Roma
Director: Alfonso Cuarón
Cast: Yalitza Aparicio, Marina de
Tavira, Diego Cortina Autrey, Carlos Peralta
I loved this film!! It became for
me a close to portrayal of my own family domestic structure, although I didn’t
grow up in the Colonia Roma where the film takes place. Alfonso Cuarón's intensely
personal, dreamy black-and-white ode to his childhood in 1970's Mexico. It is a
profound act of empathy for his childhood housekeeper/nanny (as played by first
time actor Yalitza Aparicio), taking the story of one bourgeoisie family and
juxtaposing it with the revolutionary changes in the city at the time. The city
sequences are absolutely perfect, every detail is considered. The movie is
filled with comically inept or absent men, delicately choreographed long takes,
the intricacies of cleaning up dog poop, unforgettable set pieces (the New
Year's Eve party, the Corpus Christi Massacre), and the kind of lived-in
details that could only be drawn from memory. Some sequences like the one Cleo
is looking for her boyfriend reminded me of Fellini’s 8 ½. The movie, which
spans a tumultuous year in the family's life, sneaks up on you with a series of
moments, until the emotional weight of the entire thing crashes down on you
like the waves at Tuxpan in the climactic ocean scene.

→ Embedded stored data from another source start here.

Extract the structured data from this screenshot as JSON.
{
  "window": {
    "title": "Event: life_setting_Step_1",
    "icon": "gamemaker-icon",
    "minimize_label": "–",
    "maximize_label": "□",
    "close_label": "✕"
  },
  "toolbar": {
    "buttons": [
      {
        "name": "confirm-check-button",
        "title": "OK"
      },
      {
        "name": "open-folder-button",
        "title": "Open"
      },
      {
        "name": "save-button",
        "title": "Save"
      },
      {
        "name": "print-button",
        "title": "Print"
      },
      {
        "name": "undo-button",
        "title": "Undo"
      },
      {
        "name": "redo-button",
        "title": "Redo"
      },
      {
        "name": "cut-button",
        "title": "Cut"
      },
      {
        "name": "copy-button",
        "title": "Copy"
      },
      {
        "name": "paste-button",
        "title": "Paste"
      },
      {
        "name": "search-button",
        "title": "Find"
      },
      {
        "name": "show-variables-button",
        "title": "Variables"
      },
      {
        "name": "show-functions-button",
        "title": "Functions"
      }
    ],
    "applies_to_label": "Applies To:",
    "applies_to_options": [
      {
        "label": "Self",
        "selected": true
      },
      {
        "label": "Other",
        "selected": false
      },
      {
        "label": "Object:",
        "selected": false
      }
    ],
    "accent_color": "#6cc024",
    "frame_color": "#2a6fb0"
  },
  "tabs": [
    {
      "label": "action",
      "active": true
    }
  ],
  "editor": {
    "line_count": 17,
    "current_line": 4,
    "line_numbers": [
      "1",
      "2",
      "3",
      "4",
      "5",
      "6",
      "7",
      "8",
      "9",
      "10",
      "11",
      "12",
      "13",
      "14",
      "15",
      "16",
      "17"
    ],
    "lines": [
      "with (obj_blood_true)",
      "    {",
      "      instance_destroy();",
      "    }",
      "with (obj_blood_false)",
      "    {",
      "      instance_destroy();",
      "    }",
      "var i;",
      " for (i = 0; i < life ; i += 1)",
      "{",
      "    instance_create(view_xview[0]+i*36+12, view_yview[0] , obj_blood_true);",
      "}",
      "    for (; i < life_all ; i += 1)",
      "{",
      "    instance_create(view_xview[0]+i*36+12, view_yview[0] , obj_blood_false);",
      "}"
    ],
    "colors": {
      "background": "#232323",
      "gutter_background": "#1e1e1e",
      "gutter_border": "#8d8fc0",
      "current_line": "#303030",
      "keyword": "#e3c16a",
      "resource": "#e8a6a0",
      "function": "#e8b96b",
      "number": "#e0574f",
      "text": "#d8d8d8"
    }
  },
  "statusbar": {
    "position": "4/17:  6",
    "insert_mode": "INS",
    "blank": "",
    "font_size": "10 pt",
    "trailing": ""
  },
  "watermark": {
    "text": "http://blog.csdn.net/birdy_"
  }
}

The film is a technical craftsman
of the highest order, the Children of Men and Gravity director has an aesthetic
that aims to overwhelm -- with the amount of extras, the sense of despair, and
the constant whir of exhilaration. Cuarón's artful pans aren't just layered for
the sake of complexity: he's often placing different emotions, historical
concepts, and class distinctions in conversation with each other. What are
these different components in the painstakingly composed shots actually saying
to each other? The movie is filled with compositions like that, tinged with careful
ambiguity and unresolved tensions. I think is what I will call a greatly modest masterpiece.